As with its big brother, some free downloadable creative software is included. Titles are Autodesk Sketchbook Express and Art rage 3 Studio for the Wacom Intuos Pen Small or Adobe Photoshop Elements 11, Autodesk Sketchbook Express, Corel Painter Lite and Nik Color Efex Pro we3 for the Wacom Intuos Pen and Touch models. All models include application specific express keys, a pressure sensitive pen and 4 application specific Express Keys.
- Wacom Intuos Pen Small ($79 list price)
- Wacom Intuos Pen and Touch Small ($99 list price)
- Wacom Intuos Pen and Touch Medium ($199 list price)

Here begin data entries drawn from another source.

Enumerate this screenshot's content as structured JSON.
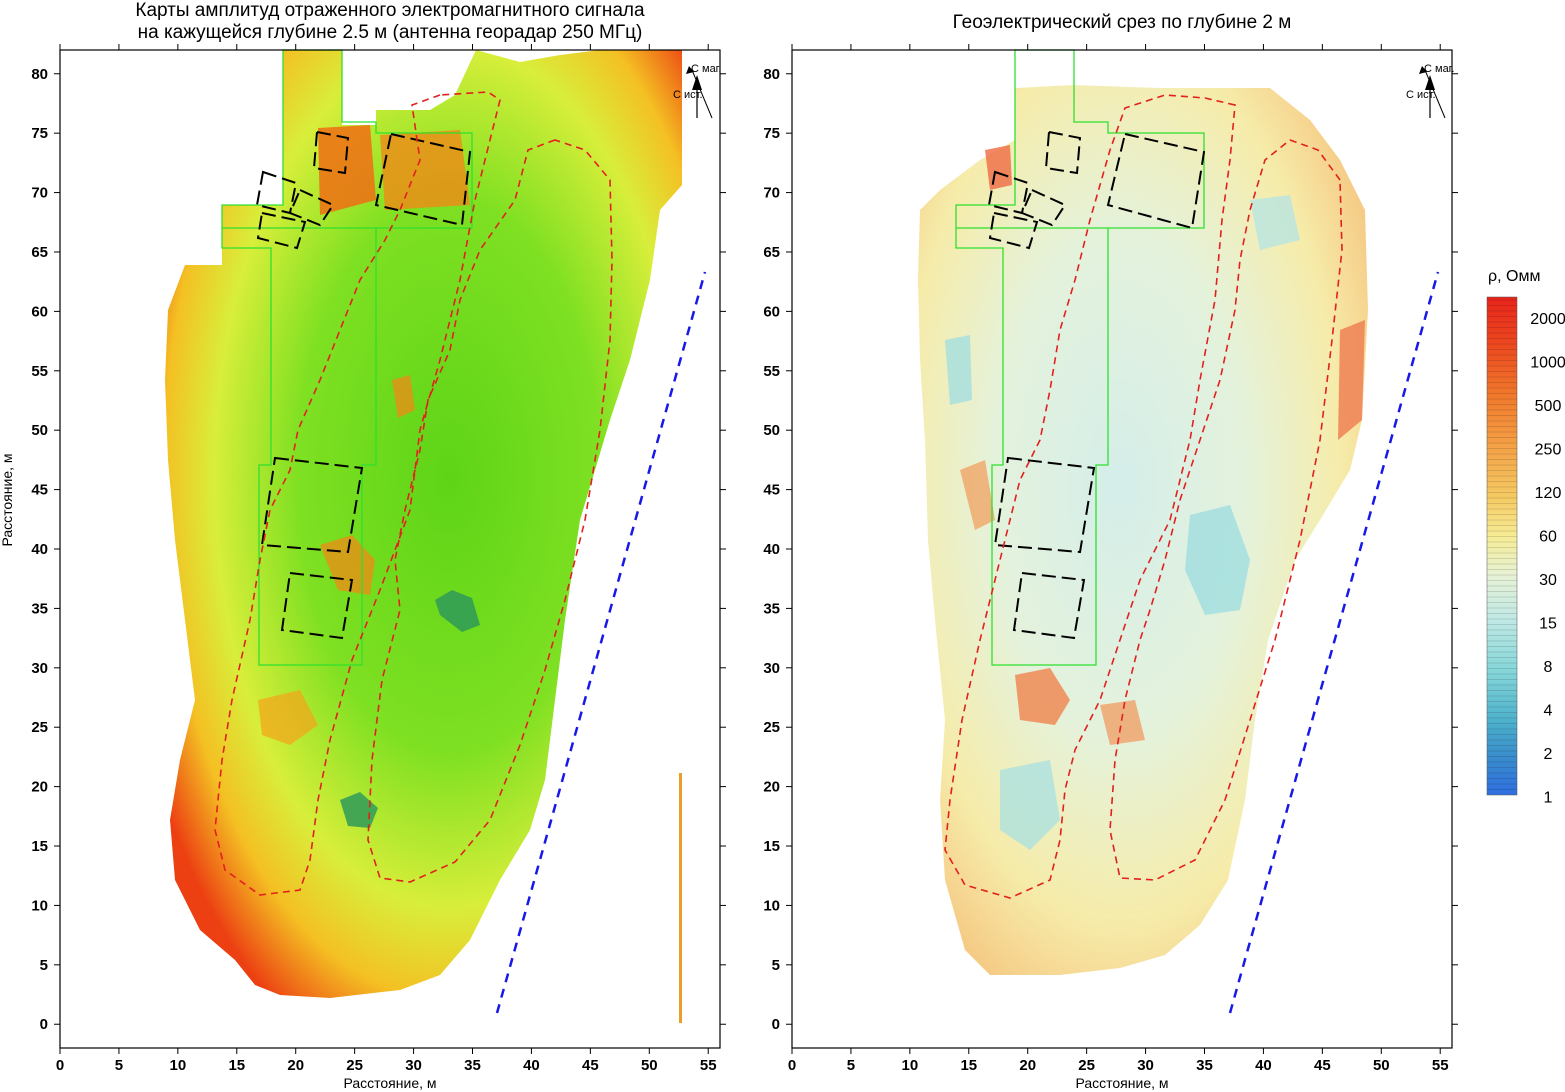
{
  "chart_data": [
    {
      "type": "heatmap",
      "title": "Карты амплитуд отраженного электромагнитного сигнала на кажущейся глубине 2.5 м (антенна георадар 250 МГц)",
      "title_lines": [
        "Карты амплитуд отраженного электромагнитного сигнала",
        "на кажущейся глубине 2.5 м (антенна георадар 250 МГц)"
      ],
      "xlabel": "Расстояние, м",
      "ylabel": "Расстояние, м",
      "xlim": [
        0,
        56
      ],
      "ylim": [
        -2,
        82
      ],
      "xticks": [
        "0",
        "5",
        "10",
        "15",
        "20",
        "25",
        "30",
        "35",
        "40",
        "45",
        "50",
        "55"
      ],
      "yticks": [
        "0",
        "5",
        "10",
        "15",
        "20",
        "25",
        "30",
        "35",
        "40",
        "45",
        "50",
        "55",
        "60",
        "65",
        "70",
        "75",
        "80"
      ],
      "north_arrow": {
        "mag": "С маг.",
        "true": "С ист."
      },
      "colors": {
        "low": "#2e8b57",
        "mid": "#66e01a",
        "high": "#ee2a10"
      }
    },
    {
      "type": "heatmap",
      "title": "Геоэлектрический срез по глубине 2 м",
      "xlabel": "Расстояние, м",
      "ylabel": "",
      "xlim": [
        0,
        56
      ],
      "ylim": [
        -2,
        82
      ],
      "xticks": [
        "0",
        "5",
        "10",
        "15",
        "20",
        "25",
        "30",
        "35",
        "40",
        "45",
        "50",
        "55"
      ],
      "yticks": [
        "0",
        "5",
        "10",
        "15",
        "20",
        "25",
        "30",
        "35",
        "40",
        "45",
        "50",
        "55",
        "60",
        "65",
        "70",
        "75",
        "80"
      ],
      "north_arrow": {
        "mag": "С маг.",
        "true": "С ист."
      },
      "colorbar": {
        "title": "ρ, Омм",
        "labels": [
          "2000",
          "1000",
          "500",
          "250",
          "120",
          "60",
          "30",
          "15",
          "8",
          "4",
          "2",
          "1"
        ],
        "colors": [
          "#e8241b",
          "#ec4a20",
          "#f07a2c",
          "#f4a146",
          "#f5c962",
          "#f6ec95",
          "#e7f2d6",
          "#bfe8e5",
          "#86d6d8",
          "#4eb2cc",
          "#3a8ecb",
          "#2f6ee0"
        ]
      }
    }
  ]
}
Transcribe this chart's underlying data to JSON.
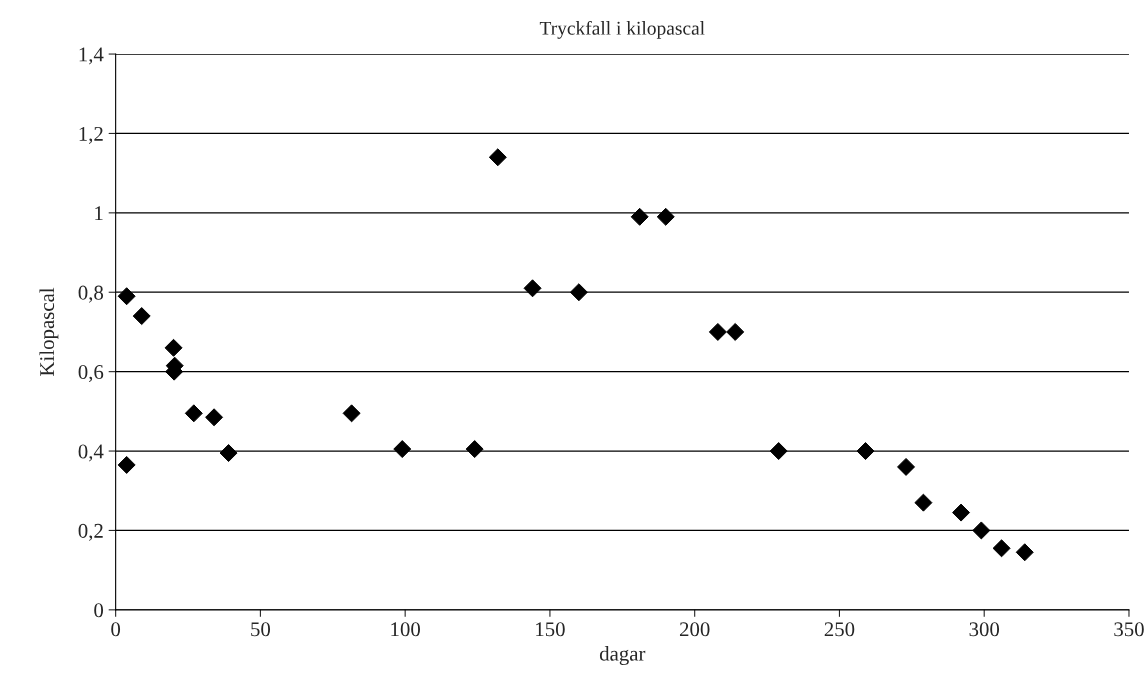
{
  "chart_data": {
    "type": "scatter",
    "title": "Tryckfall i kilopascal",
    "xlabel": "dagar",
    "ylabel": "Kilopascal",
    "x": [
      3.8,
      3.8,
      9,
      20,
      20.4,
      20.2,
      27,
      34,
      39,
      81.5,
      99,
      124,
      132,
      144,
      160,
      181,
      190,
      208,
      214,
      229,
      259,
      273,
      279,
      292,
      299,
      306,
      314
    ],
    "series": [
      {
        "color": "#000000",
        "values": [
          0.79,
          0.365,
          0.74,
          0.66,
          0.615,
          0.6,
          0.495,
          0.485,
          0.395,
          0.495,
          0.405,
          0.405,
          1.14,
          0.81,
          0.8,
          0.99,
          0.99,
          0.7,
          0.7,
          0.4,
          0.4,
          0.36,
          0.27,
          0.245,
          0.2,
          0.155,
          0.145
        ]
      }
    ],
    "xlim": [
      0,
      350
    ],
    "ylim": [
      0,
      1.4
    ],
    "xticks": [
      0,
      50,
      100,
      150,
      200,
      250,
      300,
      350
    ],
    "yticks": [
      {
        "value": 0,
        "label": "0"
      },
      {
        "value": 0.2,
        "label": "0,2"
      },
      {
        "value": 0.4,
        "label": "0,4"
      },
      {
        "value": 0.6,
        "label": "0,6"
      },
      {
        "value": 0.8,
        "label": "0,8"
      },
      {
        "value": 1,
        "label": "1"
      },
      {
        "value": 1.2,
        "label": "1,2"
      },
      {
        "value": 1.4,
        "label": "1,4"
      }
    ],
    "grid": "y",
    "marker": "diamond",
    "legend": false
  }
}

No matter which tablet you ultimately choose, give yourself a couple of days to adjust if you are new to using a tablet. Once you’ve gotten used to this new way of interacting with your computer, you’ll wonder how you ever lived without it. Yes, you can still connect a mouse to your computer. I have one, but I probably touch it less than once a week as I use the tablet for everything!